The Strike Fleet is not a fixed organization in any way, but based on exercises from the 1960’s through to the late 1980’s it is possible to imagine how it would be deployed:
An ASW force, designed to eliminate Soviet submarine threats to the remainder of the force. This element would consist of submarines in a loose screen well ahead of the main force, with Maritime Patrol Aircraft flying from Scotland, Norway and Iceland, and light surface forces including STANAVFORLANT. A major vulnerability for these elements however, are Soviet air forces projecting air superiority fighters and anti-surface Warfare (ASuW) forces into the Norwegian Sea. Because the ASW force will probably be several hundred miles ahead of the carrier force, they need to rely heavily on land based air power for protection.
The Carrier Force consisting of two carrier groups.
- Carrier Group 1, based on US aircraft carriers (CV) or nuclear powered carriers (CVN) forming the main striking force or Battle Groups (BG). This force should consist of two, probably three and ideally four CVBGs. Each CVBG is an extremely powerful entity, with the carrier itself, the air group with approximately 72 aircraft, air defense cruisers (CG/CGN), multi-role destroyers (DD/DDG), and ASW frigates (FFG), likely with a replenishment ship(s).
- Carrier Group 2, consisting of one or two British and possibly a French light carrier(CVL). Although these carriers and their escort groups are much smaller and less capable than their American counterparts, their principle advantage is proximity. Since they will be the first heavy elements to engage the Soviets, theirs will be a spoiling role aimed to disrupt and attrite any major enemy maneuver, while offering what protection they can to the ASW Force.
The Amphibious Force will comprise at least one American and one British/Dutch amphibious TF, each able to insert a brigade-sized element either behind the enemy’s forward elements or in front of them to support other ground troops.
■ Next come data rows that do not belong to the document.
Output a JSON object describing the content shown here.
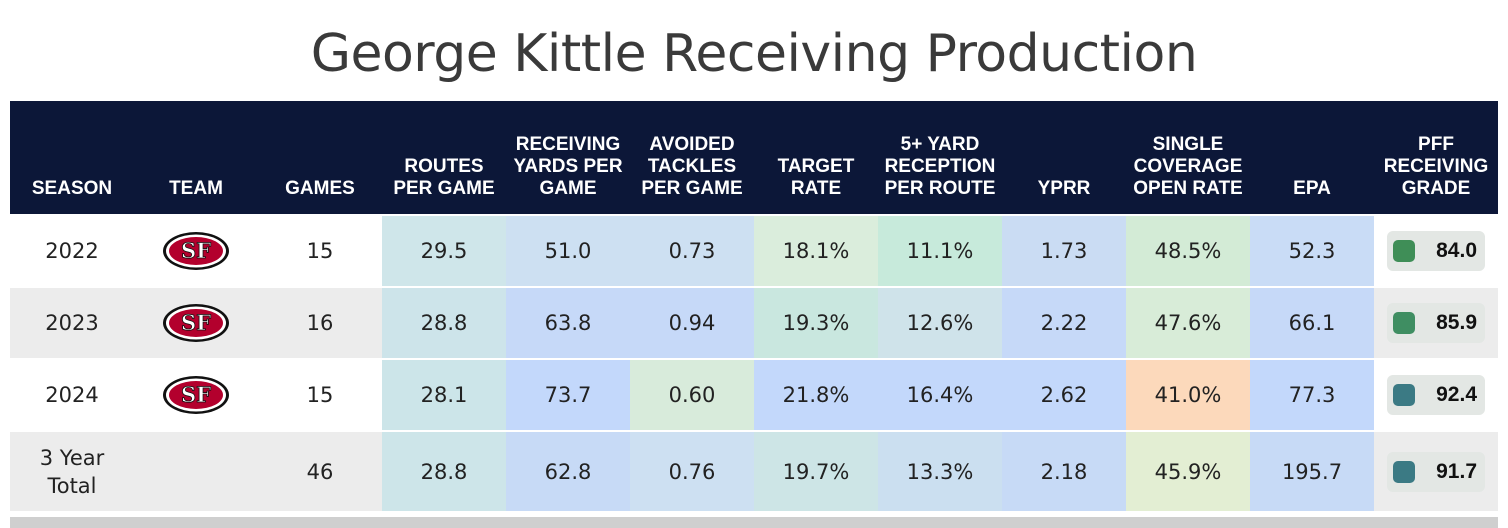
{
  "title": "George Kittle Receiving Production",
  "columns": [
    {
      "key": "season",
      "label": "SEASON"
    },
    {
      "key": "team",
      "label": "TEAM"
    },
    {
      "key": "games",
      "label": "GAMES"
    },
    {
      "key": "routes",
      "label": "ROUTES PER GAME"
    },
    {
      "key": "rec_yards",
      "label": "RECEIVING YARDS PER GAME"
    },
    {
      "key": "avoided",
      "label": "AVOIDED TACKLES PER GAME"
    },
    {
      "key": "target",
      "label": "TARGET RATE"
    },
    {
      "key": "five_plus",
      "label": "5+ YARD RECEPTION PER ROUTE"
    },
    {
      "key": "yprr",
      "label": "YPRR"
    },
    {
      "key": "single_cov",
      "label": "SINGLE COVERAGE OPEN RATE"
    },
    {
      "key": "epa",
      "label": "EPA"
    },
    {
      "key": "grade",
      "label": "PFF RECEIVING GRADE"
    }
  ],
  "team_logo": {
    "icon": "49ers-logo-icon",
    "text": "SF",
    "color": "#b3002d",
    "outline": "#ffffff",
    "trim": "#111111"
  },
  "rows": [
    {
      "season": "2022",
      "has_logo": true,
      "games": "15",
      "routes": "29.5",
      "rec_yards": "51.0",
      "avoided": "0.73",
      "target": "18.1%",
      "five_plus": "11.1%",
      "yprr": "1.73",
      "single_cov": "48.5%",
      "epa": "52.3",
      "grade": "84.0",
      "colors": {
        "routes": "#cfe6ea",
        "rec_yards": "#cde0f2",
        "avoided": "#cde0f2",
        "target": "#daeddc",
        "five_plus": "#c7eadb",
        "yprr": "#cadcf3",
        "single_cov": "#d3ebd6",
        "epa": "#c9dcf6"
      },
      "grade_color": "#3f8e57"
    },
    {
      "season": "2023",
      "has_logo": true,
      "games": "16",
      "routes": "28.8",
      "rec_yards": "63.8",
      "avoided": "0.94",
      "target": "19.3%",
      "five_plus": "12.6%",
      "yprr": "2.22",
      "single_cov": "47.6%",
      "epa": "66.1",
      "grade": "85.9",
      "colors": {
        "routes": "#cde4ea",
        "rec_yards": "#c6d9f8",
        "avoided": "#c6d9f8",
        "target": "#c9e7df",
        "five_plus": "#cfe3ea",
        "yprr": "#c6d9f8",
        "single_cov": "#d8ecd8",
        "epa": "#c6d9f8"
      },
      "grade_color": "#3f8e62"
    },
    {
      "season": "2024",
      "has_logo": true,
      "games": "15",
      "routes": "28.1",
      "rec_yards": "73.7",
      "avoided": "0.60",
      "target": "21.8%",
      "five_plus": "16.4%",
      "yprr": "2.62",
      "single_cov": "41.0%",
      "epa": "77.3",
      "grade": "92.4",
      "colors": {
        "routes": "#cce5e9",
        "rec_yards": "#c3d8fb",
        "avoided": "#d8ebdb",
        "target": "#c3d8fb",
        "five_plus": "#c3d8fb",
        "yprr": "#c3d8fb",
        "single_cov": "#fcd9bb",
        "epa": "#c3d8fb"
      },
      "grade_color": "#3b7a84"
    },
    {
      "season": "3 Year Total",
      "has_logo": false,
      "games": "46",
      "routes": "28.8",
      "rec_yards": "62.8",
      "avoided": "0.76",
      "target": "19.7%",
      "five_plus": "13.3%",
      "yprr": "2.18",
      "single_cov": "45.9%",
      "epa": "195.7",
      "grade": "91.7",
      "colors": {
        "routes": "#cde5e9",
        "rec_yards": "#c7daf6",
        "avoided": "#cde0f2",
        "target": "#cde5e6",
        "five_plus": "#cbdff0",
        "yprr": "#c7daf6",
        "single_cov": "#e3eed3",
        "epa": "#c7daf6"
      },
      "grade_color": "#3b7a84"
    }
  ]
}
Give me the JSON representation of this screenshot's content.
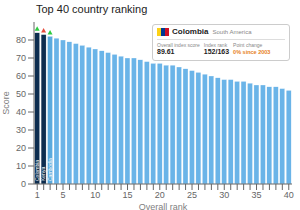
{
  "chart_data": {
    "type": "bar",
    "title": "Top 40 country ranking",
    "xlabel": "Overall rank",
    "ylabel": "Score",
    "categories": [
      "1",
      null,
      null,
      null,
      "5",
      null,
      null,
      null,
      null,
      "10",
      null,
      null,
      null,
      null,
      "15",
      null,
      null,
      null,
      null,
      "20",
      null,
      null,
      null,
      null,
      "25",
      null,
      null,
      null,
      null,
      "30",
      null,
      null,
      null,
      null,
      "35",
      null,
      null,
      null,
      null,
      "40"
    ],
    "values": [
      84,
      83,
      82,
      81,
      80,
      79,
      78,
      77,
      76,
      75,
      74,
      73,
      72,
      71,
      70,
      70,
      69,
      68,
      67,
      67,
      66,
      66,
      65,
      64,
      63,
      62,
      61,
      60,
      59,
      58,
      58,
      57,
      57,
      56,
      55,
      55,
      54,
      54,
      53,
      52
    ],
    "colors": [
      "#0d2d4f",
      "#0d2d4f",
      "#5aaade",
      "#6ab4e8",
      "#6ab4e8",
      "#6ab4e8",
      "#6ab4e8",
      "#6ab4e8",
      "#6ab4e8",
      "#6ab4e8",
      "#6ab4e8",
      "#6ab4e8",
      "#6ab4e8",
      "#6ab4e8",
      "#6ab4e8",
      "#6ab4e8",
      "#6ab4e8",
      "#6ab4e8",
      "#6ab4e8",
      "#6ab4e8",
      "#6ab4e8",
      "#6ab4e8",
      "#6ab4e8",
      "#6ab4e8",
      "#6ab4e8",
      "#6ab4e8",
      "#6ab4e8",
      "#6ab4e8",
      "#6ab4e8",
      "#6ab4e8",
      "#6ab4e8",
      "#6ab4e8",
      "#6ab4e8",
      "#6ab4e8",
      "#6ab4e8",
      "#6ab4e8",
      "#6ab4e8",
      "#6ab4e8",
      "#6ab4e8",
      "#6ab4e8"
    ],
    "bar_labels": [
      "Colombia",
      "Kenya",
      "Cambodia",
      null,
      null,
      null,
      null,
      null,
      null,
      null,
      null,
      null,
      null,
      null,
      null,
      null,
      null,
      null,
      null,
      null,
      null,
      null,
      null,
      null,
      null,
      null,
      null,
      null,
      null,
      null,
      null,
      null,
      null,
      null,
      null,
      null,
      null,
      null,
      null,
      null
    ],
    "marker_colors": [
      "#2ecc40",
      "#e74c3c",
      "#2ecc40",
      null,
      null,
      null,
      null,
      null,
      null,
      null,
      null,
      null,
      null,
      null,
      null,
      null,
      null,
      null,
      null,
      null,
      null,
      null,
      null,
      null,
      null,
      null,
      null,
      null,
      null,
      null,
      null,
      null,
      null,
      null,
      null,
      null,
      null,
      null,
      null,
      null
    ],
    "ylim": [
      0,
      90
    ],
    "yticks": [
      0,
      10,
      20,
      30,
      40,
      50,
      60,
      70,
      80
    ],
    "grid": false,
    "tooltip": {
      "country": "Colombia",
      "region": "South America",
      "flag_colors": [
        "#fcd116",
        "#003893",
        "#ce1126"
      ],
      "fields": [
        {
          "label": "Overall index score",
          "value": "89.61"
        },
        {
          "label": "Index rank",
          "value": "152/163"
        },
        {
          "label": "Point change",
          "value": "0% since 2003",
          "color": "#e67e22"
        }
      ]
    }
  }
}
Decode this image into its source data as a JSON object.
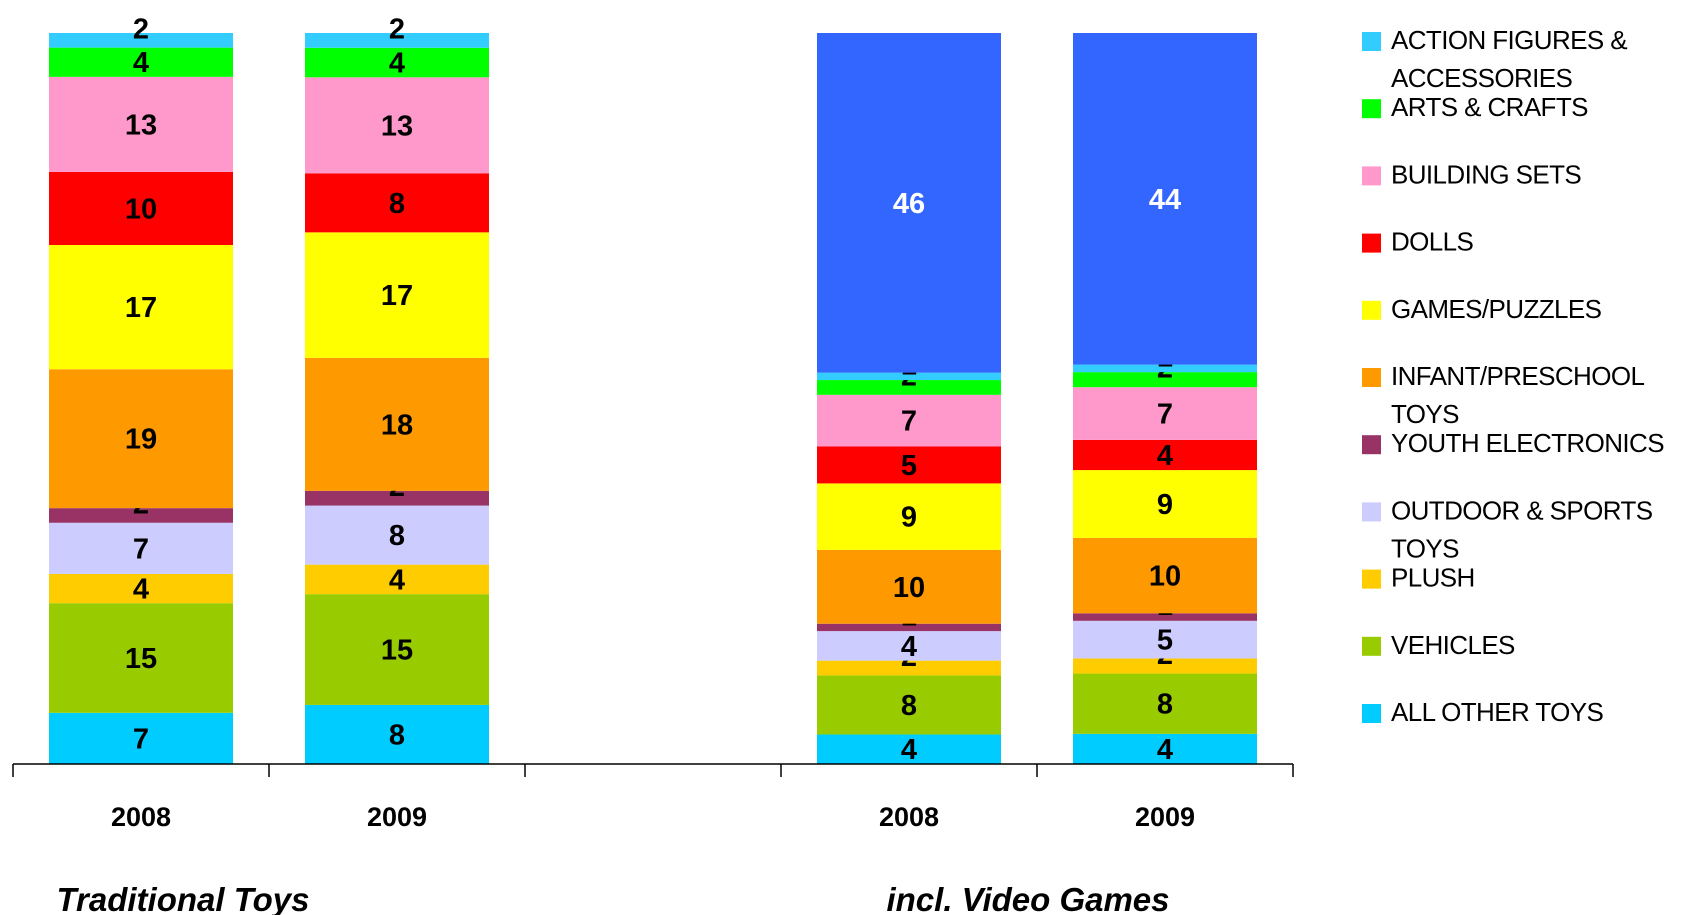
{
  "chart_data": {
    "type": "bar",
    "stacked": true,
    "percent": true,
    "grid": false,
    "legend_position": "right",
    "groups": [
      {
        "name": "Traditional Toys",
        "categories": [
          "2008",
          "2009"
        ]
      },
      {
        "name": "incl. Video Games",
        "categories": [
          "2008",
          "2009"
        ]
      }
    ],
    "categories": [
      "2008",
      "2009",
      "",
      "2008",
      "2009"
    ],
    "series": [
      {
        "name": "ALL OTHER TOYS",
        "legend": true,
        "color": "#00ccff",
        "label_color": "#000000",
        "values": [
          7,
          8,
          null,
          4,
          4
        ]
      },
      {
        "name": "VEHICLES",
        "legend": true,
        "color": "#99cc00",
        "label_color": "#000000",
        "values": [
          15,
          15,
          null,
          8,
          8
        ]
      },
      {
        "name": "PLUSH",
        "legend": true,
        "color": "#ffcc00",
        "label_color": "#000000",
        "values": [
          4,
          4,
          null,
          2,
          2
        ]
      },
      {
        "name": "OUTDOOR & SPORTS TOYS",
        "legend": true,
        "color": "#ccccff",
        "label_color": "#000000",
        "values": [
          7,
          8,
          null,
          4,
          5
        ]
      },
      {
        "name": "YOUTH ELECTRONICS",
        "legend": true,
        "color": "#993366",
        "label_color": "#000000",
        "values": [
          2,
          2,
          null,
          1,
          1
        ]
      },
      {
        "name": "INFANT/PRESCHOOL TOYS",
        "legend": true,
        "color": "#ff9900",
        "label_color": "#000000",
        "values": [
          19,
          18,
          null,
          10,
          10
        ]
      },
      {
        "name": "GAMES/PUZZLES",
        "legend": true,
        "color": "#ffff00",
        "label_color": "#000000",
        "values": [
          17,
          17,
          null,
          9,
          9
        ]
      },
      {
        "name": "DOLLS",
        "legend": true,
        "color": "#ff0000",
        "label_color": "#000000",
        "values": [
          10,
          8,
          null,
          5,
          4
        ]
      },
      {
        "name": "BUILDING SETS",
        "legend": true,
        "color": "#ff99cc",
        "label_color": "#000000",
        "values": [
          13,
          13,
          null,
          7,
          7
        ]
      },
      {
        "name": "ARTS & CRAFTS",
        "legend": true,
        "color": "#00ff00",
        "label_color": "#000000",
        "values": [
          4,
          4,
          null,
          2,
          2
        ]
      },
      {
        "name": "ACTION FIGURES & ACCESSORIES",
        "legend": true,
        "color": "#33ccff",
        "label_color": "#000000",
        "values": [
          2,
          2,
          null,
          1,
          1
        ]
      },
      {
        "name": "",
        "legend": false,
        "color": "#3366ff",
        "label_color": "#ffffff",
        "values": [
          null,
          null,
          null,
          46,
          44
        ]
      }
    ],
    "legend_order": [
      "ACTION FIGURES & ACCESSORIES",
      "ARTS & CRAFTS",
      "BUILDING SETS",
      "DOLLS",
      "GAMES/PUZZLES",
      "INFANT/PRESCHOOL TOYS",
      "YOUTH ELECTRONICS",
      "OUTDOOR & SPORTS TOYS",
      "PLUSH",
      "VEHICLES",
      "ALL OTHER TOYS"
    ],
    "xlabel": "",
    "ylabel": ""
  }
}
Sub-elements to this force are the mine-countermeasures force, the naval support force (which could contain American battleships) and the follow-up amphibious logistics force.
A command element, centered on the USS Mount Whitney but including communications, electronic warfare, and liaison elements throughout the theater.
The Logistics Force, in addition to detaching replenishment ships to support all of the groups above, this force will rapidly create bases of operation both in established NATO ports and also in forward areas as the situation permits.
All totaled, this armada will consist of over 250 combat ships and at least 60 support ships, approaching 800 aircraft, and about 90 submarines, representing over 250,000 sailors, airmen and Marines: 75% of which will come from 2nd Fleet.